The Joker shrugs. "I saw the opportunity, and I took it. I like you, you know, I honestly do. Flaws and all. I've missed you all these years. Nobody else throws me off buildings like you do."
If he ever had control of this conversation, he has lost it and then some.
He steps back. A stray bit of glass from the dropped bags crunches under his boot. Should he make some last comment, some parting shot? The Joker would just take it as encouragement. Like a playground bully, the best response is ignoring him until he goes away.
(It rarely worked that well on playground bullies, either.)
Finally he just turns and walks away. He is almost sure the Joker isn't carrying a concealed gun, and almost sure he wouldn't use it if he did, but his shoulderblades itch with that tiny remaining uncertainty until he's around a corner and out of sight.
Oh, it would be so much fun to play the old game again.

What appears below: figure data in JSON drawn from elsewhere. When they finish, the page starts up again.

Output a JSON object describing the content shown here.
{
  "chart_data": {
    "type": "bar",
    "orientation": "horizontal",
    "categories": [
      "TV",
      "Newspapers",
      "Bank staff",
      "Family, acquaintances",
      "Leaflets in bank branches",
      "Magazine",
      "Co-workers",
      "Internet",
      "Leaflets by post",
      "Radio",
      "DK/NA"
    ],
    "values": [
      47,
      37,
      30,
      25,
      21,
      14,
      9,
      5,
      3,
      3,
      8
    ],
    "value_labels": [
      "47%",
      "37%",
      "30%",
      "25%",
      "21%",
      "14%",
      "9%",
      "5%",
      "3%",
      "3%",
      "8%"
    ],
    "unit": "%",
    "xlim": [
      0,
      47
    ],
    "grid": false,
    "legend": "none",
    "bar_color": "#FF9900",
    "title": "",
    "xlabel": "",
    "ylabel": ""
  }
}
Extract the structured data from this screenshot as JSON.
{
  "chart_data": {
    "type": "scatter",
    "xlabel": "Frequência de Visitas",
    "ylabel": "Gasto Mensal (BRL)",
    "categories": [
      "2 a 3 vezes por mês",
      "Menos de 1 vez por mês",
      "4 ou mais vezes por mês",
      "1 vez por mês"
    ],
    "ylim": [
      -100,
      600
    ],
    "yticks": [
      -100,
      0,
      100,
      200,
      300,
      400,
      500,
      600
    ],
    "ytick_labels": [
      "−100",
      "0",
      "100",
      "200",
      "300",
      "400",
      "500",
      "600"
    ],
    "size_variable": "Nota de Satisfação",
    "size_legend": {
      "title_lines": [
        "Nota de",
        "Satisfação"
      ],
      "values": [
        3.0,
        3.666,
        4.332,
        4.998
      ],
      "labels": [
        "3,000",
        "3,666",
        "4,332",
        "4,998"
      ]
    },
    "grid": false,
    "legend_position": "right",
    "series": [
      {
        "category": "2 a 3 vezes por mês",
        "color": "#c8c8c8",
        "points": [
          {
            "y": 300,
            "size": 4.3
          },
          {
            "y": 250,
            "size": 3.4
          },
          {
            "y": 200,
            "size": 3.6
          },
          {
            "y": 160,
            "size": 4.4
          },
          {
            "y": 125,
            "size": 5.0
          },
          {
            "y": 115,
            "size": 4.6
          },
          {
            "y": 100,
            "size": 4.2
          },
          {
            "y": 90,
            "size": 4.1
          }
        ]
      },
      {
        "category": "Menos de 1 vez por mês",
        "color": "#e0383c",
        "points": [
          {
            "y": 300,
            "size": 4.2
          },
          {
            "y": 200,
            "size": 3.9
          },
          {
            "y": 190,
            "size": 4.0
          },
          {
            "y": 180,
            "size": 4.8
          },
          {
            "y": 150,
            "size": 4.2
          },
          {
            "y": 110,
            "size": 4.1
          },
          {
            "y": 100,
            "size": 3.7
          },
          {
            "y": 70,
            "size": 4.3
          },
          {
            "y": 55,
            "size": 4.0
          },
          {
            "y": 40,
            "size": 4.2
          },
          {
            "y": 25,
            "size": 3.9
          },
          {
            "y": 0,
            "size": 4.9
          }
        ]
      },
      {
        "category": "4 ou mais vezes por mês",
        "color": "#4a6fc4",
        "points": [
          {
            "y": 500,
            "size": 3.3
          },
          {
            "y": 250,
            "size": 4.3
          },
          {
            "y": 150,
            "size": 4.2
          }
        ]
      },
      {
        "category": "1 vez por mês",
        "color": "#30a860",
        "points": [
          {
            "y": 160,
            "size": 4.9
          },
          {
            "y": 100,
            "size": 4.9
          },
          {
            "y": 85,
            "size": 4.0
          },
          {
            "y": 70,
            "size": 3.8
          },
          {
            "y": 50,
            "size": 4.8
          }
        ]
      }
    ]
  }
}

Especially now that he knows Batman's watching.
(And what was it exactly about that charming little act of vandalism that caught the Bat's eye? It was the most public and obvious thing the Joker's done in a while, that's true. But as an explanation, it just doesn't - quite - feel right. Well, he has time to think about it.)
It's several hours before he comes home, carrying a large board to tape over the window frame. It'll do for now. They'll have to move anyway; as charming as that little visit was, Cindy isn't keen on a repeat.
He finds Pen trying to figure out why her helicopter won't work (she doesn't really understand batteries). She abandons this mystery to help him hold the board in place. "How was people?" she asks.
"Boring," he says. The tricky part is taping it so they can still open and close the window, but he manages it with effort and ingenuity.
"'Cause they're gonna help me with something," he says. "There." He stands back and dusts off his hands. "Window's done; now I'm going to bed."
"Mmkay, I'll make dinner first."
But he is tired, so it will be unelaborate. Tasty, but unelaborate.
Another week passes.
She draws a lot of gems in all colors, attached to all sorts of jewelry, especially bracelets like her own - like her mother's - and occasionally has moping fits, but mostly proceeds with equanimity from day to day.
Sometimes Cindy leaves the news on; Pen is interested in the concept of television but not the news in particular.
With help, she solves the helicopter mystery and it soon flies around again.
"I found us a bigger place to live! With an enormous bathtub."
"Yay!" Her wings are getting kind of dingy in the places she can't reach by hand.
Pen puts her K'nex in their box, and finds something else to put her other toys and supplies in.
The drive takes a while. When they get there, he pulls the truck around to the little parking lot behind the building and lets Pen out of the back.
"See up there," he says, pointing to the second floor, "that balcony with all the fake plants on it? That's ours."
"Yeah," he says. "Bring whatever stuff you wanna carry; I'll take the rest up a different way."
Pen takes up one of her bags, flapflapflap, and she makes a rather neat landing on the balcony and tries the window.
Inside, there is a very large living room adjoining a very large kitchen, with a hallway just to her left leading to an oddly constructed bedroom. In the bedroom, past an assortment of desks and a very large walk-in closet lined with wardrobes on both sides, there is the bathroom containing the promised bathtub.
While she is exploring, the Joker ferries boxes in the front door, then starts unpacking them. His sewing equipment sprawls across the assortment of desks in the bedroom's bizarre anteroom; clothes find their way into wardrobes; the music and books pile up next to one of the numerous couches. Various weaponry gets tucked away in closets and drawers.
Eventually Pen has observed all of the rooms, and then she tries to figure out the plumbing. She thought she had Earth taps down, but apparently they vary, residence to residence.